Graves fallas en caso vinculado al Tren de Aragua

Corte de Apelaciones de La Serena.

Tanto el desprolijo actuar de la Fiscalía, como los discutibles criterios de la jueza de garantía de Los Vilos, han llevado a que se ponga en peligro la seguridad de la población y envían una equívoca señal frente al combate contra el crimen organizado.



La decisión de la jueza del Juzgado de Garantía de Los Vilos, que modificó la medida cautelar de prisión preventiva por un pago de fianza a un grupo de imputados que tendrían vínculos con el Tren de Aragua -quienes enfrentan cargos por secuestro y asociación ilícita-, ha motivado justificadas preocupaciones respecto de los criterios con que nuestro sistema judicial enfrenta casos de alta complejidad y donde está en juego la seguridad de la población. En particular, se cuestiona una cadena de decisiones tanto del tribunal como de la Fiscalía que desembocaron en que, sin perjuicio de que la medida fue revocada prontamente por la Corte de Apelaciones de La Serena, hasta la fecha tres de los imputados permanecen inubicables.

No cabe duda de que resulta inexcusable que el abogado asistente de la Fiscalía se haya presentado a la audiencia de revisión de cautelares con una preparación tan deficiente del caso, justificándose en que recién tuvo acceso a la carpeta el mismo día, lo que le valió duros reproches de la jueza. También llamó poderosamente la atención que dicho representante no anunciara una apelación de la medida, lo que habría mantenido momentáneamente en prisión a los imputados. Por estos hechos el Ministerio Público abrió una investigación administrativa y penal -entre otros hechos se busca despejar si el representante de la Fiscalía pudo haber actuado bajo amenazas-, pero es claro que tratándose de un caso que posiblemente se vincula al Tren de Aragua y que reviste alto riesgo para la comunidad, la Fiscalía debió asegurar que su representante manejara cabalmente los antecedentes del caso o tuviera el suficiente expertise jurídico, que claramente no era el caso.

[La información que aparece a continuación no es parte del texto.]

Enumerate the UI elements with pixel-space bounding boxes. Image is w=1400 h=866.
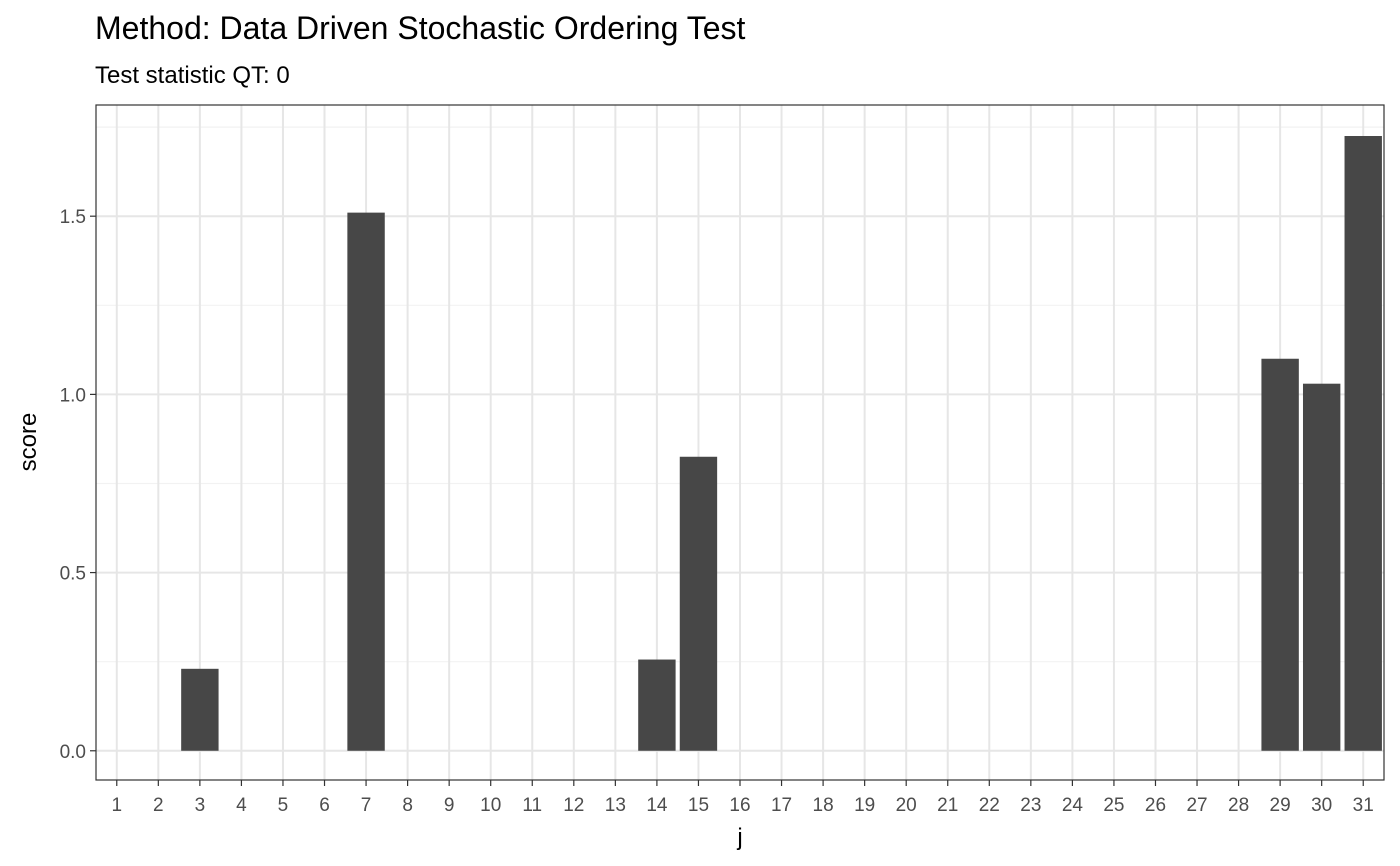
x-tick-label: 12: [563, 795, 584, 816]
x-tick-label: 2: [153, 795, 164, 816]
x-tick-label: 31: [1353, 795, 1374, 816]
x-tick-label: 10: [480, 795, 501, 816]
bar-15: [679, 456, 718, 751]
x-tick-label: 11: [522, 795, 542, 816]
x-tick-label: 14: [646, 795, 668, 816]
x-tick-label: 18: [813, 795, 834, 816]
x-tick-label: 27: [1186, 795, 1207, 816]
chart-title: Method: Data Driven Stochastic Ordering …: [95, 10, 745, 46]
x-tick-label: 30: [1311, 795, 1332, 816]
x-tick-label: 13: [605, 795, 626, 816]
x-tick-label: 15: [688, 795, 709, 816]
bar-14: [638, 659, 676, 751]
y-tick-label: 1.0: [60, 385, 86, 406]
x-tick-label: 19: [854, 795, 875, 816]
x-tick-label: 16: [729, 795, 750, 816]
bar-30: [1302, 383, 1341, 751]
y-tick-label: 0.5: [60, 564, 86, 585]
bars: [181, 136, 1382, 751]
x-tick-label: 5: [278, 795, 289, 816]
x-tick-label: 24: [1062, 795, 1084, 816]
bar-29: [1261, 358, 1299, 751]
x-tick-label: 9: [444, 795, 455, 816]
x-tick-label: 23: [1020, 795, 1041, 816]
x-tick-label: 20: [896, 795, 917, 816]
x-tick-label: 22: [979, 795, 1000, 816]
x-tick-label: 17: [771, 795, 792, 816]
y-tick-label: 1.5: [60, 207, 86, 228]
x-axis-title: j: [736, 824, 742, 851]
x-tick-label: 8: [402, 795, 413, 816]
bar-7: [347, 212, 385, 751]
y-axis-title: score: [15, 413, 42, 472]
x-tick-label: 6: [319, 795, 330, 816]
bar-3: [181, 668, 219, 751]
x-tick-label: 3: [195, 795, 206, 816]
bar-31: [1344, 136, 1382, 751]
x-tick-label: 21: [937, 795, 958, 816]
axis-ticks: 0.00.51.01.51 2 3 4 5 6 7 8 9 10 11 12 13 14 15 16 17 18 1…: [60, 207, 1374, 816]
x-tick-label: 25: [1103, 795, 1124, 816]
y-tick-label: 0.0: [60, 742, 86, 763]
x-tick-label: 1: [111, 795, 122, 816]
x-tick-label: 4: [236, 795, 247, 816]
chart-subtitle: Test statistic QT: 0: [95, 62, 290, 89]
grid-lines: [96, 105, 1384, 780]
x-tick-label: 28: [1228, 795, 1249, 816]
x-tick-label: 29: [1270, 795, 1291, 816]
x-tick-label: 7: [361, 795, 372, 816]
x-tick-label: 26: [1145, 795, 1166, 816]
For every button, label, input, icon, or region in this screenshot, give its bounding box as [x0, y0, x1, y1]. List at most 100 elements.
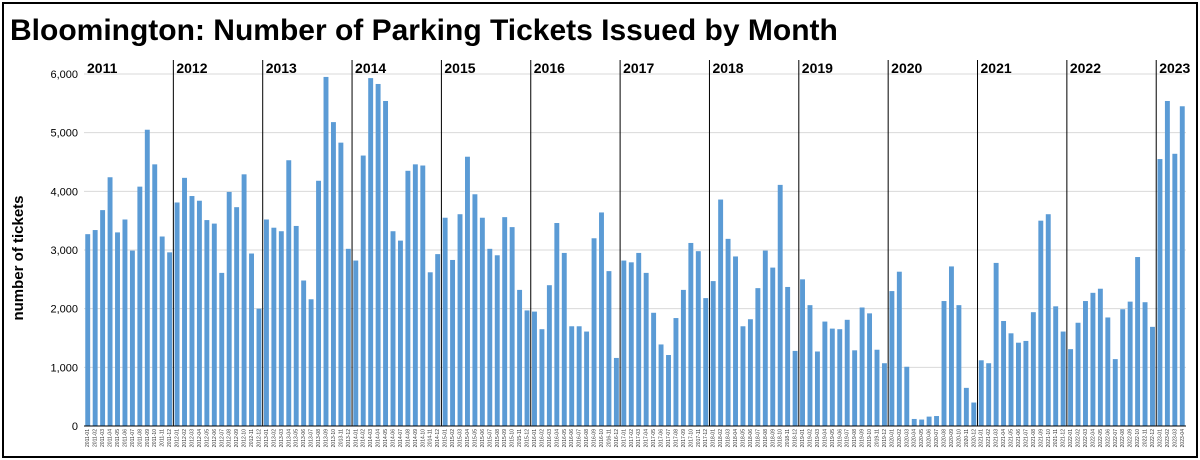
x-tick-label: 2013-02 — [271, 429, 277, 448]
x-tick-label: 2012-08 — [227, 429, 233, 448]
bar — [1179, 106, 1185, 427]
bar — [941, 301, 947, 426]
bar — [1172, 153, 1178, 426]
bar — [383, 100, 389, 426]
bar — [777, 184, 783, 426]
x-axis-ticks: 2011-01 2011-02 2011-03 2011-04 2011-05 2011-… — [85, 429, 1186, 448]
bar — [167, 252, 173, 426]
bar — [606, 271, 612, 426]
bar — [524, 310, 530, 426]
bar — [636, 252, 642, 426]
bar — [420, 165, 426, 426]
bar — [934, 416, 940, 426]
bar — [390, 231, 396, 426]
x-tick-label: 2021-07 — [1023, 429, 1029, 448]
x-tick-label: 2017-07 — [666, 429, 672, 448]
x-tick-label: 2018-05 — [740, 429, 746, 448]
x-tick-label: 2020-04 — [912, 429, 918, 448]
x-tick-label: 2014-01 — [353, 429, 359, 448]
x-tick-label: 2019-07 — [845, 429, 851, 448]
x-tick-label: 2014-06 — [391, 429, 397, 448]
x-tick-label: 2022-01 — [1068, 429, 1074, 448]
x-tick-label: 2015-04 — [465, 429, 471, 448]
bar — [115, 232, 120, 426]
x-tick-label: 2011-05 — [115, 429, 121, 447]
year-labels: 2011 2012 2013 2014 2015 2016 2017 2018 2019 2020… — [87, 60, 1191, 76]
x-tick-label: 2013-11 — [338, 429, 344, 447]
bar — [546, 285, 552, 426]
bar — [561, 252, 567, 426]
bar — [1157, 159, 1163, 427]
x-tick-label: 2021-08 — [1031, 429, 1037, 448]
bar — [345, 248, 351, 426]
x-tick-label: 2016-02 — [539, 429, 545, 448]
bar — [1112, 359, 1118, 426]
bar — [859, 307, 865, 426]
bar — [375, 83, 381, 427]
bar — [308, 299, 314, 426]
x-tick-label: 2017-04 — [644, 429, 650, 448]
x-tick-label: 2016-05 — [562, 429, 568, 448]
x-tick-label: 2019-02 — [807, 429, 813, 448]
bar — [263, 219, 269, 426]
bar — [948, 266, 954, 426]
bar — [740, 326, 746, 426]
x-tick-label: 2013-12 — [346, 429, 352, 448]
bar — [919, 419, 925, 426]
x-tick-label: 2014-05 — [383, 429, 389, 448]
x-tick-label: 2015-05 — [472, 429, 478, 448]
bar — [278, 231, 284, 426]
x-tick-label: 2019-04 — [822, 429, 828, 448]
bar — [249, 253, 254, 426]
bar — [1105, 317, 1111, 426]
x-tick-label: 2018-09 — [770, 429, 776, 448]
x-tick-label: 2021-03 — [994, 429, 1000, 448]
bar — [301, 280, 307, 426]
bar — [494, 255, 500, 426]
bar — [896, 271, 902, 426]
x-tick-label: 2016-10 — [599, 429, 605, 448]
bar — [1120, 309, 1126, 426]
x-tick-label: 2015-02 — [450, 429, 456, 448]
bar — [1097, 288, 1103, 426]
x-tick-label: 2012-03 — [189, 429, 195, 448]
bar — [204, 220, 210, 426]
bar — [360, 155, 366, 426]
x-tick-label: 2012-11 — [249, 429, 255, 447]
x-tick-label: 2012-07 — [219, 429, 225, 448]
bar — [673, 318, 679, 426]
x-tick-label: 2013-09 — [323, 429, 329, 448]
x-tick-label: 2020-10 — [956, 429, 962, 448]
bar — [182, 177, 187, 426]
bar — [479, 217, 485, 426]
x-tick-label: 2018-10 — [778, 429, 784, 448]
bar — [710, 281, 716, 426]
year-label: 2017 — [623, 60, 654, 76]
bar — [502, 217, 508, 426]
x-tick-label: 2011-07 — [130, 429, 136, 447]
x-tick-label: 2015-10 — [510, 429, 516, 448]
bar — [986, 363, 992, 426]
x-tick-label: 2012-12 — [256, 429, 262, 448]
y-tick-label: 0 — [72, 421, 78, 433]
x-tick-label: 2016-08 — [584, 429, 590, 448]
year-label: 2019 — [802, 60, 833, 76]
x-tick-label: 2022-11 — [1143, 429, 1149, 447]
bar — [234, 207, 240, 426]
x-tick-label: 2019-10 — [867, 429, 873, 448]
x-tick-label: 2012-10 — [242, 429, 248, 448]
bar — [144, 129, 150, 426]
x-tick-label: 2017-12 — [703, 429, 709, 448]
x-tick-label: 2014-10 — [420, 429, 426, 448]
x-tick-label: 2019-09 — [860, 429, 866, 448]
x-tick-label: 2021-12 — [1061, 429, 1067, 448]
x-tick-label: 2014-04 — [376, 429, 382, 448]
x-tick-label: 2014-03 — [368, 429, 374, 448]
bar — [338, 142, 344, 426]
bar — [189, 196, 195, 426]
x-tick-label: 2018-03 — [726, 429, 732, 448]
x-tick-label: 2016-12 — [614, 429, 620, 448]
y-axis-label: number of tickets — [10, 195, 27, 320]
bar — [241, 174, 247, 426]
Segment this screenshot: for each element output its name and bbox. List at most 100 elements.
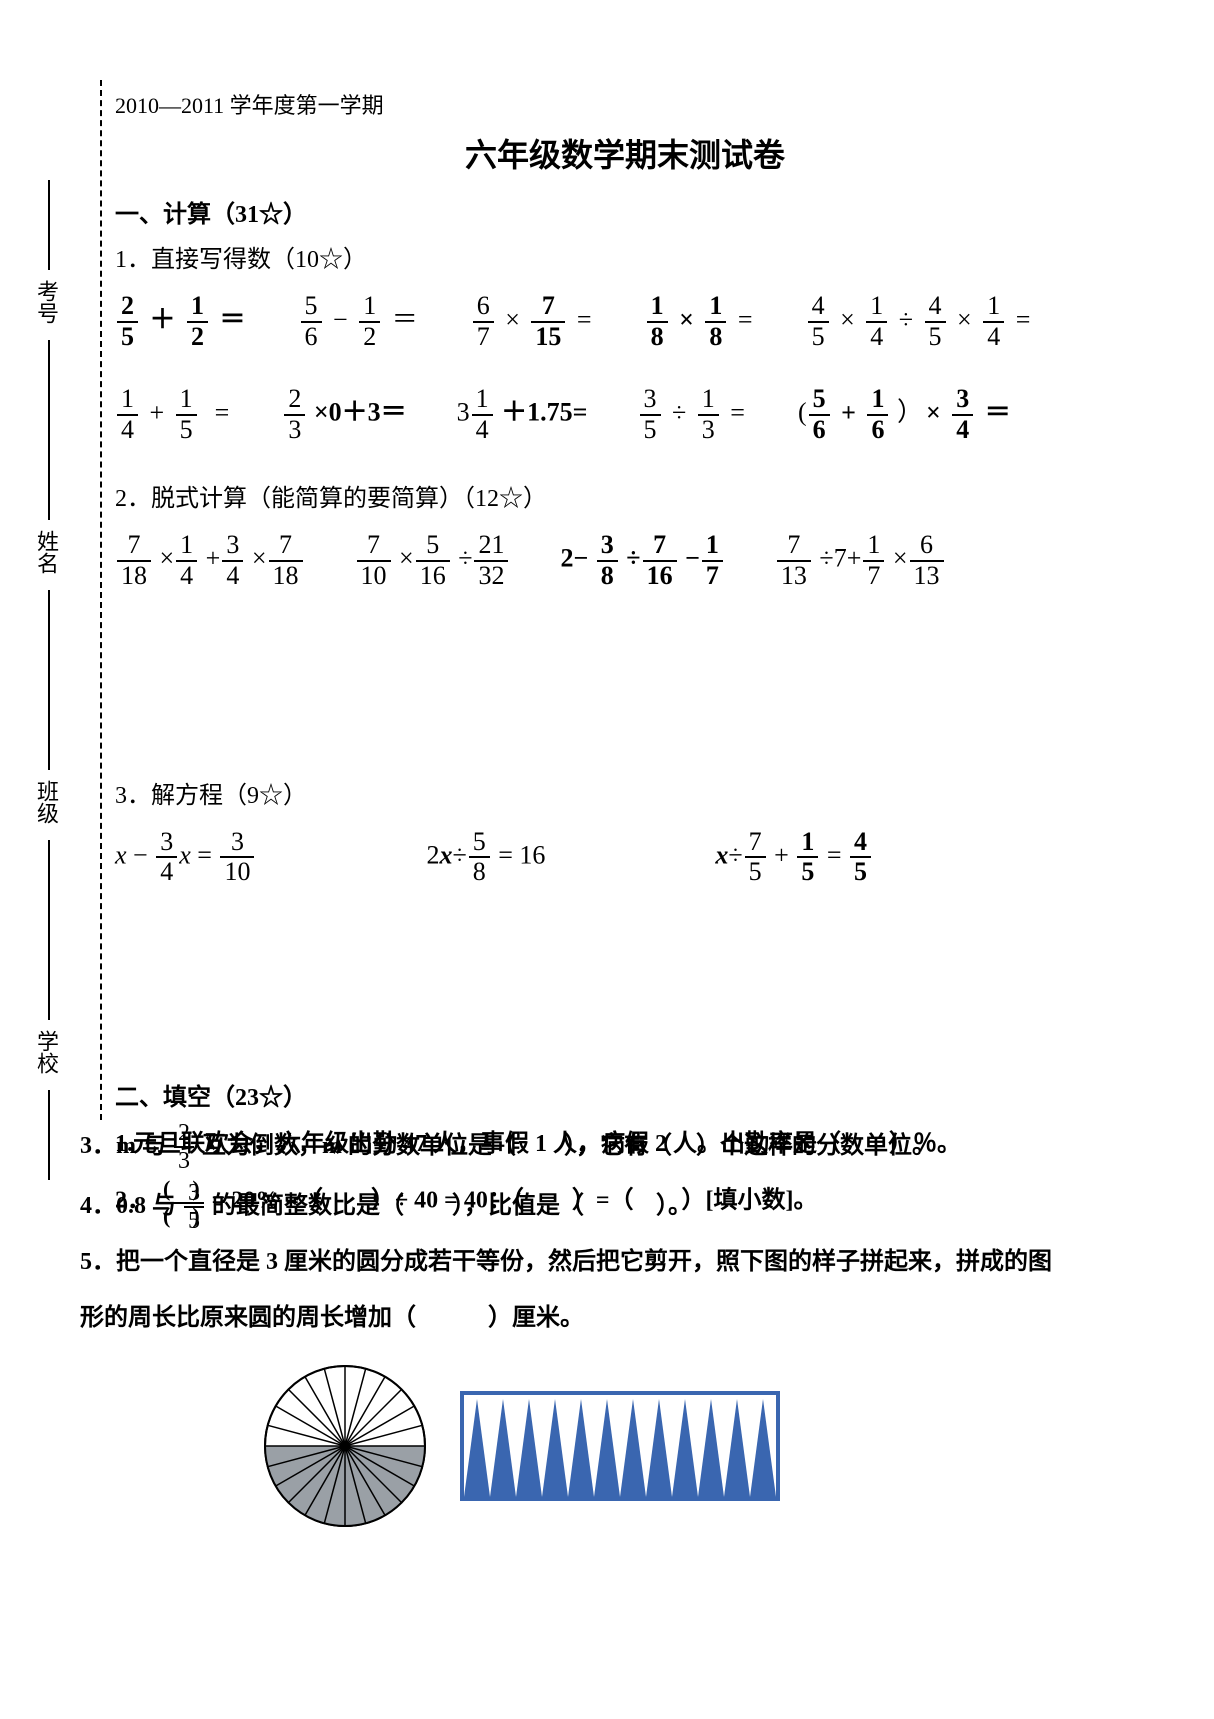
expr: x − 34x = 310 — [115, 828, 256, 887]
section1-head: 一、计算（31☆） — [115, 194, 1135, 229]
expr: 718 ×14 +34 ×718 — [115, 531, 305, 590]
op: ÷ — [672, 398, 686, 427]
den: 8 — [705, 323, 726, 352]
exam-page: 考号 姓名 班级 学校 2010—2011 学年度第一学期 六年级数学期末测试卷… — [0, 0, 1214, 1719]
den: 5 — [808, 323, 829, 352]
num: 1 — [117, 385, 138, 416]
label-name: 姓名 — [30, 530, 62, 574]
op: + — [841, 398, 856, 427]
side-line — [48, 590, 50, 770]
two: 2 — [426, 840, 439, 869]
num: 2 — [284, 385, 305, 416]
side-labels: 考号 姓名 班级 学校 — [30, 180, 70, 1180]
op: + — [150, 398, 165, 427]
val: 16 — [519, 840, 545, 869]
num: 1 — [866, 292, 887, 323]
num: 3 — [184, 1180, 204, 1208]
den: 6 — [867, 416, 888, 445]
num: 1 — [647, 292, 668, 323]
num: 1 — [983, 292, 1004, 323]
den: 10 — [220, 858, 254, 887]
den: 32 — [474, 562, 508, 591]
num: 7 — [777, 531, 811, 562]
figures — [260, 1361, 1140, 1531]
den: 5 — [184, 1208, 204, 1234]
den: 4 — [117, 416, 138, 445]
num: 1 — [187, 292, 208, 323]
den: 7 — [702, 562, 723, 591]
den: 7 — [863, 562, 884, 591]
den: 2 — [187, 323, 208, 352]
whole: 3 — [457, 398, 470, 427]
calc-row-3: 718 ×14 +34 ×718 710 ×516 ÷2132 2− 38 ÷7… — [115, 531, 1135, 590]
text: ×0＋3＝ — [314, 398, 407, 427]
seven: 7 — [834, 544, 847, 573]
num: 6 — [910, 531, 944, 562]
den: 4 — [222, 562, 243, 591]
num: 3 — [156, 828, 177, 859]
den: 5 — [117, 323, 138, 352]
expr: 25 ＋ 12 ＝ — [115, 292, 249, 351]
den: 8 — [469, 858, 490, 887]
calc-row-2: 14 + 15 = 23 ×0＋3＝ 314 ＋1.75= 35 ÷ 13 = … — [115, 385, 1135, 444]
content-area: 2010—2011 学年度第一学期 六年级数学期末测试卷 一、计算（31☆） 1… — [115, 88, 1135, 1238]
den: 5 — [925, 323, 946, 352]
two: 2 — [560, 544, 573, 573]
side-line — [48, 180, 50, 270]
den: 16 — [416, 562, 450, 591]
num: 6 — [473, 292, 494, 323]
circle-sectors-icon — [260, 1361, 430, 1531]
den: 4 — [952, 416, 973, 445]
side-line — [48, 340, 50, 520]
den: 15 — [531, 323, 565, 352]
fill-q3: 3．m 与 23 互为倒数，m 的分数单位是（ ），它有（ ）个这样的分数单位。 — [80, 1120, 1140, 1175]
zigzag-rect-icon — [460, 1391, 780, 1501]
header-year: 2010—2011 学年度第一学期 — [115, 88, 1135, 120]
op: × — [505, 305, 520, 334]
den: 4 — [156, 858, 177, 887]
fill-q5: 5．把一个直径是 3 厘米的圆分成若干等份，然后把它剪开，照下图的样子拼起来，拼… — [80, 1240, 1140, 1531]
den: 16 — [643, 562, 677, 591]
num: 5 — [301, 292, 322, 323]
num: 7 — [117, 531, 151, 562]
den: 3 — [698, 416, 719, 445]
num: 4 — [850, 828, 871, 859]
den: 10 — [357, 562, 391, 591]
op: − — [333, 305, 348, 334]
num: 4 — [925, 292, 946, 323]
q5-line2: 形的周长比原来圆的周长增加（ ）厘米。 — [80, 1296, 1140, 1342]
eq: = — [577, 305, 592, 334]
den: 8 — [647, 323, 668, 352]
num: 3 — [220, 828, 254, 859]
num: 3 — [640, 385, 661, 416]
num: 1 — [702, 531, 723, 562]
eq-row: x − 34x = 310 2x÷58 = 16 x÷75 + 15 = 45 — [115, 828, 1135, 887]
eq: = — [730, 398, 745, 427]
workspace — [115, 625, 1135, 775]
num: 3 — [952, 385, 973, 416]
num: 7 — [531, 292, 565, 323]
den: 8 — [597, 562, 618, 591]
expr: 2x÷58 = 16 — [426, 828, 545, 887]
section2-head: 二、填空（23☆） — [115, 1077, 1135, 1112]
q4-post: 的最简整数比是（ ），比值是（ ）。 — [212, 1193, 692, 1219]
page-title: 六年级数学期末测试卷 — [115, 130, 1135, 176]
expr: 713 ÷7+17 ×613 — [775, 531, 946, 590]
den: 2 — [359, 323, 380, 352]
fill-q4: 4．0.8 与 35 的最简整数比是（ ），比值是（ ）。 — [80, 1180, 1140, 1235]
num: 5 — [469, 828, 490, 859]
den: 7 — [473, 323, 494, 352]
den: 18 — [269, 562, 303, 591]
expr: (56 + 16 ）× 34 ＝ — [798, 385, 1014, 444]
text: ＋1.75= — [501, 398, 587, 427]
den: 4 — [176, 562, 197, 591]
side-line — [48, 840, 50, 1020]
q1-head: 1．直接写得数（10☆） — [115, 239, 1135, 274]
den: 5 — [176, 416, 197, 445]
num: 1 — [863, 531, 884, 562]
den: 13 — [910, 562, 944, 591]
q3-head: 3．解方程（9☆） — [115, 775, 1135, 810]
op: ＋ — [150, 305, 176, 334]
den: 4 — [472, 416, 493, 445]
den: 4 — [866, 323, 887, 352]
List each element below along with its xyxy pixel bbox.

Por su parte, también resulta cuestionable la forma como actuó la jueza de garantía, porque más allá de la falta de preparación del representante de la Fiscalía, también es un hecho que un tribunal debe ser capaz de mirar el conjunto de los antecedentes al momento de ponderar su decisión. A pesar de la impericia que mostró el Ministerio Público, el tribunal estaba en pleno conocimiento de los antecedentes que motivaron que se dictara prisión preventiva respecto de estos individuos, y pese a las fallas del abogado de la Fiscalía, este sí indicó que no había nuevos antecedentes que justificaran el cambio de la medida cautelar. Fue de hecho el argumento que esgrimió por unanimidad la Corte de Apelaciones para revocar la medida -”tanto el Ministerio Público como alguno de los defensores concurrentes a estrado, fueron contestes en señalar que los antecedentes tenidos a la vista al momento de imponer la medida cautelar en su oportunidad no han variado”, señaló la Corte-, por lo que cuando menos hubo un grave error de apreciación por parte del tribunal de garantía.

Si bien esta instancia está justamente para velar por las garantías de las partes, entender el rol de un juez de garantía como un mero buzón o la aplicación mecánica del derecho sin análisis más razonados o fundados de su resolución es un claro error en su proceder, y que en este caso ha puesto en riesgo la seguridad de la población.

Este caso debe motivar una profunda revisión de lo sucedido, porque cuando ocurren fallas de esta envergadura no solo se profundiza la desconfianza ciudadana hacia la administración de justicia y su eficacia, sino además se envía una señal muy equívoca respecto a la seriedad con que cada una de las instancias de nuestro sistema judicial aborda el flagelo del crimen organizado.